In May 1945 she responded to the OSE's call for volunteers to care for child survivors of the Buchenwald concentration camp. She traveled to the Chateau d'Ambloy in Loir-et-Cher, France, where a home had been set up for 90 to 100 teenage boys from Orthodox homes who had requested kosher facilities and a higher level of religious observance than that being provided to the larger group of Buchenwald child survivors in France. Though only 22 years of age, Judith replaced the director, who found it difficult to relate to the youth. She stayed with the home on its move to the Chateau de Vaucelles in Taverny in October 1945 and remained as its director until September 1947, when the last child had found a permanent placement. Among the boys under her care were Yisrael Meir Lau, the future Chief Rabbi of Israel; his brother Naphtali Lau-Lavie; Menashe Klein, the future Ungvarer Rav; and Elie Wiesel. Explaining her success with the boys, who had displayed extreme trauma and anti-social behavior upon their arrival in France, she said: "I loved them, I never judged them, I became attached to them and I felt that it was reciprocal".

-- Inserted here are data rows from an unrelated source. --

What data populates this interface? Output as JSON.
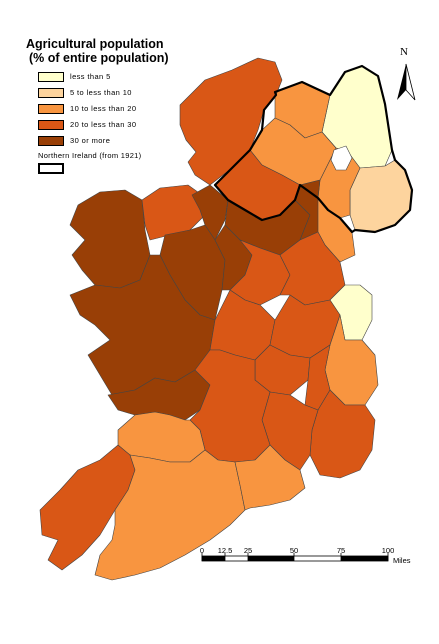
{
  "legend": {
    "title_line1": "Agricultural population",
    "title_line2": "(% of entire population)",
    "classes": [
      {
        "label": "less than 5",
        "color": "#ffffcc"
      },
      {
        "label": "5 to less than 10",
        "color": "#fdd49e"
      },
      {
        "label": "10 to less than 20",
        "color": "#f89540"
      },
      {
        "label": "20 to less than 30",
        "color": "#d95716"
      },
      {
        "label": "30 or more",
        "color": "#993f06"
      }
    ],
    "ni_label": "Northern Ireland (from 1921)"
  },
  "north_arrow": {
    "label": "N"
  },
  "scale_bar": {
    "ticks": [
      "0",
      "12.5",
      "25",
      "50",
      "75",
      "100"
    ],
    "tick_values": [
      0,
      12.5,
      25,
      50,
      75,
      100
    ],
    "unit": "Miles"
  }
}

After the home closed, Judith went to London to stay with her aunt and uncle. There she received a letter from Claude Hemmendinger, her fellow student at the hakhshara, who wished to see her again. They met in Paris and were married in September 1948. At first they settled on a kibbutz in Beit She'an, Israel, but returned to Claude's mother's home in Strasbourg after the death of his father. They resided in Strasbourg for 20 years. They had two sons and one daughter.
Education and research
In Strasbourg, Judith Hemmendinger began seeing a psychotherapist to work through her wartime experiences. Upon the family's return to Israel in 1969, she undertook a formal education, earning her bachelor's degree in Jerusalem, her master's degree at Bar-Ilan University, and her PhD at the University of Strasbourg in 1981. Her doctoral thesis was titled "Rehabilitation of Young Camp Survivors after the Death Camps".In 1982 she published the paper "Psychosocial adjustment 30 years later of people who were in Nazi concentration camps as children". In 1984 she co-authored, with Elie Wiesel, Les enfants de Buchenwald: que sont devenus les 1000 enfants juifs sauvés en 1945? , and in 1986, Survivors: Children of the Holocaust. Dr. Robert Krell, a Holocaust survivor, saw the Dutch translation of the 1984 book, and in 2000 he translated it into English with supplementary material under the title The Children of Buchenwald: Child Survivors of the Holocaust and Their Post-war Lives.
Hemmendinger remained in contact with the Buchenwald children and their offspring for years. In 1970 she was invited by the child survivors to a dinner commemorating the twenty-fifth anniversary of the liberation of Buchenwald.
In 2003 she was awarded the French Legion of Honor for her work to rehabilitate the child survivors of Buchenwald.